"Maria Goretti

soll von den Jugendlichen besser kennen gelernt werden"



Am 6. Juli 2002 jährte es sich zum einhundertsten Mal, dass das knapp zwölfjährige Mädchen Maria Goretti sich gegen den Versuch gewehrt hat, sie zur Sünde zur Unkeuschheit zu verführen, und am folgenden Tag an den tödlichen Verwundungen starb, die ihr zugefügt wurden. Als Märtyrin der jungfräulichen Reinheit wurde sie 1947 selig gesprochen und 1950 heilig gesprochen.

In seiner Ansprache zum sonntäglichen Angelus-Gebet auf dem Petersplatz in Rom am 7. Juli 2002 wies der Papst ausdrücklich auf das Vorbild der hl. Maria Goretti hin.

 

Angelus-Ansprache von Johannes Paul II. am 7. Juli 2002

»1. Vor 100 Jahren, am 6. Juli 1902, starb Maria Goretti, die am Tag zuvor durch die blinde Gewalt ihres Angreifers schwere Verletzungen erlitten hatte. Mein verehrter Vorgänger, der Diener GOTTES Pius XII., sprach sie 1950 heilig und stellte sie allen vor als Beispiel mutiger Treue zur christlichen Berufung bis zur äußersten Hingabe des eigenen Lebens. An diesen besonderen Jahrtag habe ich in einer eigenen Botschaft an den Bischof von Albano erinnern wollen, in der ich die Aktualität dieser Märtyrin der Reinheit hervorhob, und ich wünsche, dass sie von den Heranwachsenden und Jugendlichen besser kennen gelernt wird.

Die hl. Maria Goretti ist ein Vorbild für die neuen Generationen, die bedroht sind von einer Mentalität der Bindungslosigkeit und die sich schwer tun, die Wichtigkeit jener Werte zu erkennen, bei denen man nie Kompromisse eingehen darf.

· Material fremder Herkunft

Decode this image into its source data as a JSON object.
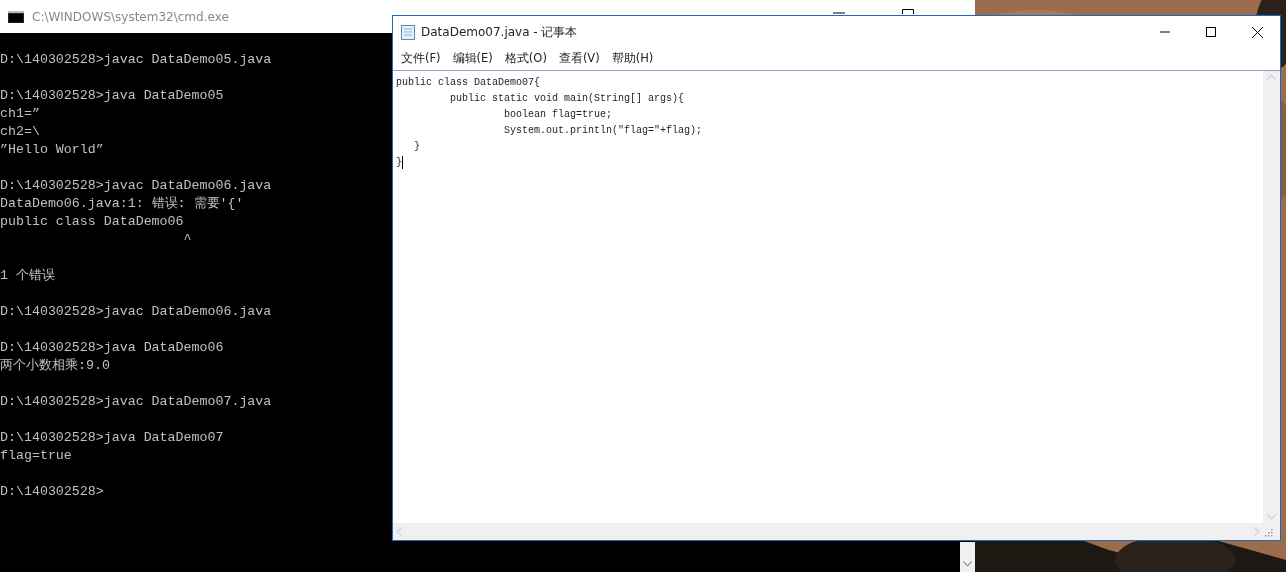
{
  "console_window": {
    "title": "C:\\WINDOWS\\system32\\cmd.exe",
    "blocks": [
      [
        "D:\\140302528>javac DataDemo05.java"
      ],
      [
        "D:\\140302528>java DataDemo05",
        "ch1=”",
        "ch2=\\",
        "”Hello World”"
      ],
      [
        "D:\\140302528>javac DataDemo06.java",
        "DataDemo06.java:1: 错误: 需要'{'",
        "public class DataDemo06",
        "                       ^"
      ],
      [
        "1 个错误"
      ],
      [
        "D:\\140302528>javac DataDemo06.java"
      ],
      [
        "D:\\140302528>java DataDemo06",
        "两个小数相乘:9.0"
      ],
      [
        "D:\\140302528>javac DataDemo07.java"
      ],
      [
        "D:\\140302528>java DataDemo07",
        "flag=true"
      ],
      [
        "D:\\140302528>"
      ]
    ]
  },
  "notepad_window": {
    "title": "DataDemo07.java - 记事本",
    "menu": [
      "文件(F)",
      "编辑(E)",
      "格式(O)",
      "查看(V)",
      "帮助(H)"
    ],
    "code_lines": [
      "public class DataDemo07{",
      "\tpublic static void main(String[] args){",
      "\t\tboolean flag=true;",
      "\t\tSystem.out.println(\"flag=\"+flag);",
      "   }",
      "}"
    ]
  }
}
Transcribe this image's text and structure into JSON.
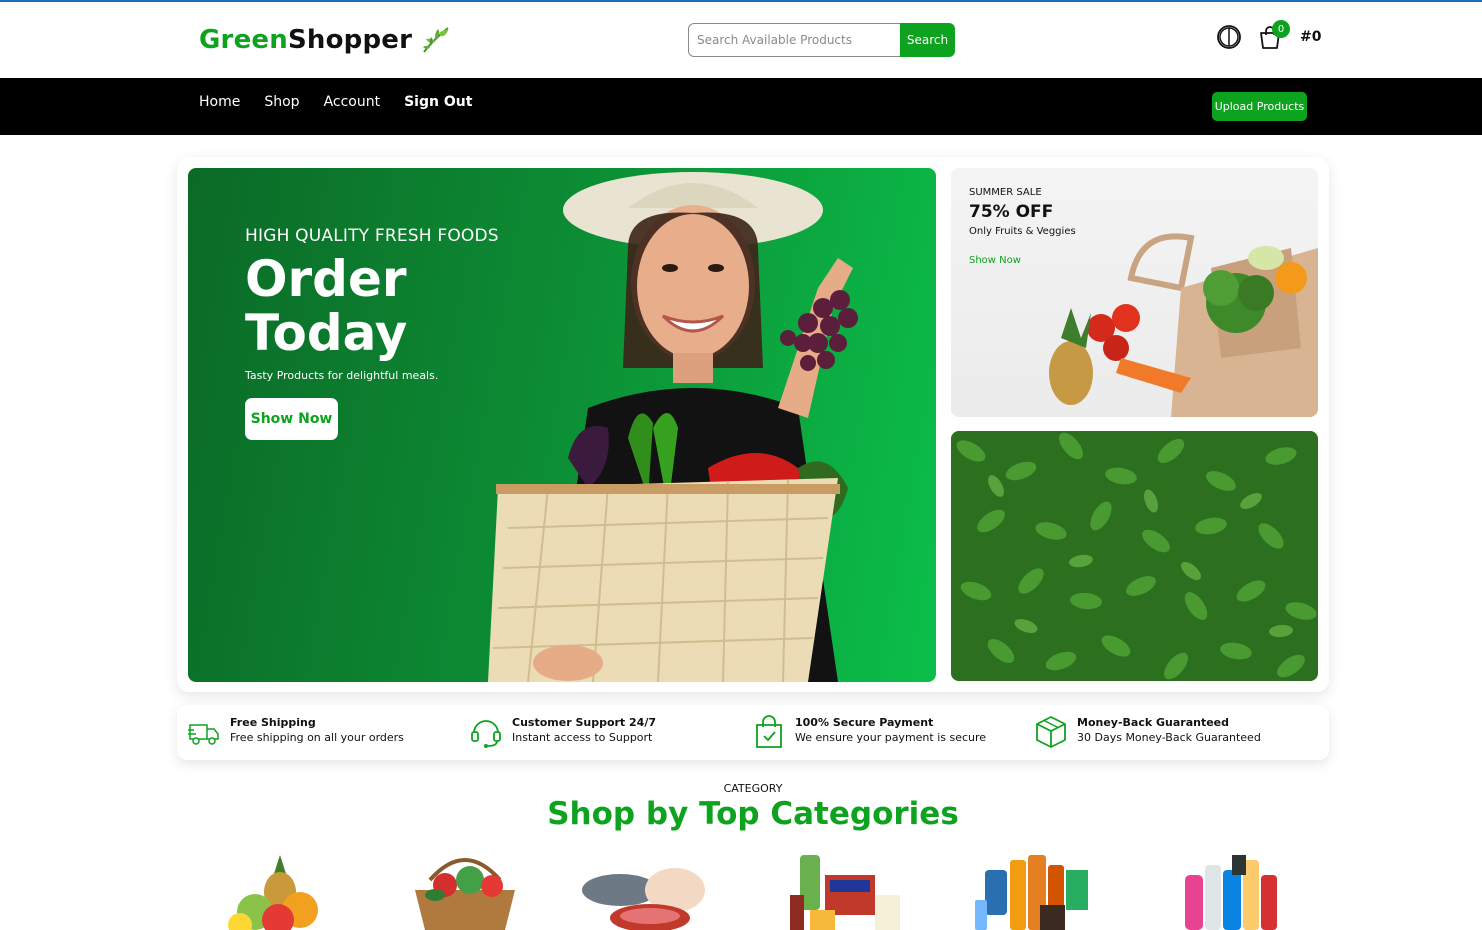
{
  "header": {
    "logo_green": "Green",
    "logo_dark": "Shopper",
    "search_placeholder": "Search Available Products",
    "search_button": "Search",
    "cart_count": "0",
    "cart_total": "#0"
  },
  "nav": {
    "items": [
      {
        "label": "Home"
      },
      {
        "label": "Shop"
      },
      {
        "label": "Account"
      },
      {
        "label": "Sign Out"
      }
    ],
    "upload_button": "Upload Products"
  },
  "hero": {
    "subtitle": "HIGH QUALITY FRESH FOODS",
    "title": "Order Today",
    "description": "Tasty Products for delightful meals.",
    "button": "Show Now"
  },
  "promo": {
    "tag": "SUMMER SALE",
    "offer": "75% OFF",
    "description": "Only Fruits & Veggies",
    "link": "Show Now"
  },
  "features": [
    {
      "title": "Free Shipping",
      "desc": "Free shipping on all your orders"
    },
    {
      "title": "Customer Support 24/7",
      "desc": "Instant access to Support"
    },
    {
      "title": "100% Secure Payment",
      "desc": "We ensure your payment is secure"
    },
    {
      "title": "Money-Back Guaranteed",
      "desc": "30 Days Money-Back Guaranteed"
    }
  ],
  "categories": {
    "label": "CATEGORY",
    "title": "Shop by Top Categories"
  },
  "colors": {
    "brand_green": "#0ea31f",
    "nav_bg": "#000000"
  }
}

2. Obwohl sie arm war und keine Schulbildung hatte, besaß die noch nicht einmal zwölfjährige Maria einen starken und reifen Charakter, der geformt war durch die religiöse Erziehung, die sie in ihrer Familie genossen hatte. Das befähigte sie, nicht nur ihre Person mit heldenhafter Keuschheit zu verteidigen, sondern sogar ihrem Mörder zu verzeihen.

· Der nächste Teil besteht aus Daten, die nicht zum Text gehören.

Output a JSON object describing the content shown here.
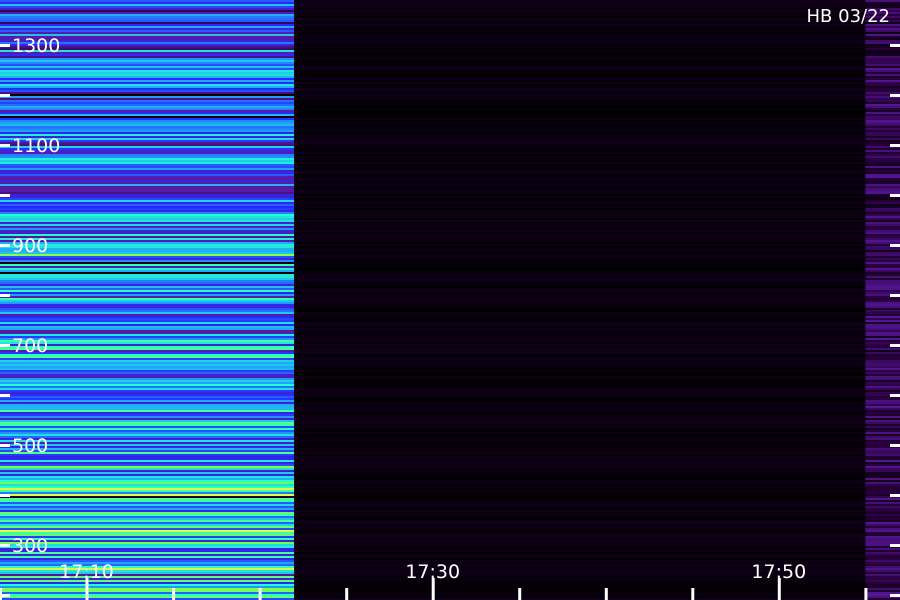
{
  "label": "HB 03/22",
  "chart_data": {
    "type": "heatmap",
    "title": "",
    "xlabel": "",
    "ylabel": "",
    "x_tick_labels": [
      "17:10",
      "17:30",
      "17:50"
    ],
    "x_tick_values": [
      "17:10",
      "17:30",
      "17:50"
    ],
    "x_minor_ticks": [
      "17:05",
      "17:15",
      "17:20",
      "17:25",
      "17:35",
      "17:40",
      "17:45",
      "17:55"
    ],
    "xlim": [
      "17:05",
      "17:57"
    ],
    "y_tick_labels": [
      "1300",
      "1100",
      "900",
      "700",
      "500",
      "300"
    ],
    "y_tick_values": [
      1300,
      1100,
      900,
      700,
      500,
      300
    ],
    "y_minor_ticks": [
      1200,
      1000,
      800,
      600,
      400,
      200
    ],
    "ylim": [
      190,
      1390
    ],
    "data_segments": [
      {
        "start": "17:05",
        "end": "17:22",
        "level": "high"
      },
      {
        "start": "17:22",
        "end": "17:55",
        "level": "near-zero"
      },
      {
        "start": "17:55",
        "end": "17:57",
        "level": "low"
      }
    ],
    "grid": false,
    "legend": "none",
    "colormap": [
      "#000000",
      "#2a0040",
      "#5a1aa0",
      "#2828ff",
      "#20a0ff",
      "#20ffd0",
      "#80ff40",
      "#e0ff40"
    ],
    "tick_color": "#ffffff",
    "background": "#000000"
  }
}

Ihr Martyrium erinnert daran, dass der Mensch sich nicht durch die Befriedigung des Genussstrebens verwirklicht, sondern indem er sein Dasein in Liebe und Verantwortung lebt.

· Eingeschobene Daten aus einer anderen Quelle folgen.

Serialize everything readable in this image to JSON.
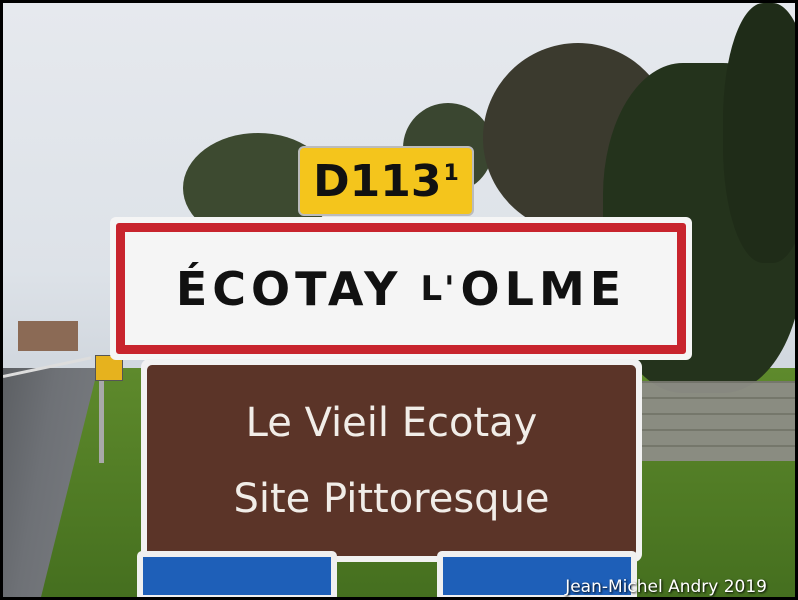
{
  "route_sign": {
    "road": "D113",
    "suffix": "1"
  },
  "town_sign": {
    "name_part1": "ÉCOTAY",
    "name_connector": "L'",
    "name_part2": "OLME"
  },
  "tourist_sign": {
    "line1": "Le Vieil Ecotay",
    "line2": "Site Pittoresque"
  },
  "credit": "Jean-Michel Andry 2019",
  "colors": {
    "route_sign_bg": "#f4c51c",
    "town_border": "#c8242d",
    "tourist_bg": "#5b3428",
    "blue_sign": "#1e5fb8"
  }
}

Ich weiß gut, wie sehr ihr, liebe Jugendliche, gegenüber diesen Idealen aufgeschlossen seid. In der Erwartung, euch in zwei Wochen in Toronto zu treffen, möchte ich heute euch erneut zurufen: Lasst nicht zu, dass die Kultur des Habens und Genießens euer Gewissen einschläfert! Seid wache und aufmerksame "Wächter", um wahre Protagonisten einer neuen Menschlichkeit zu werden.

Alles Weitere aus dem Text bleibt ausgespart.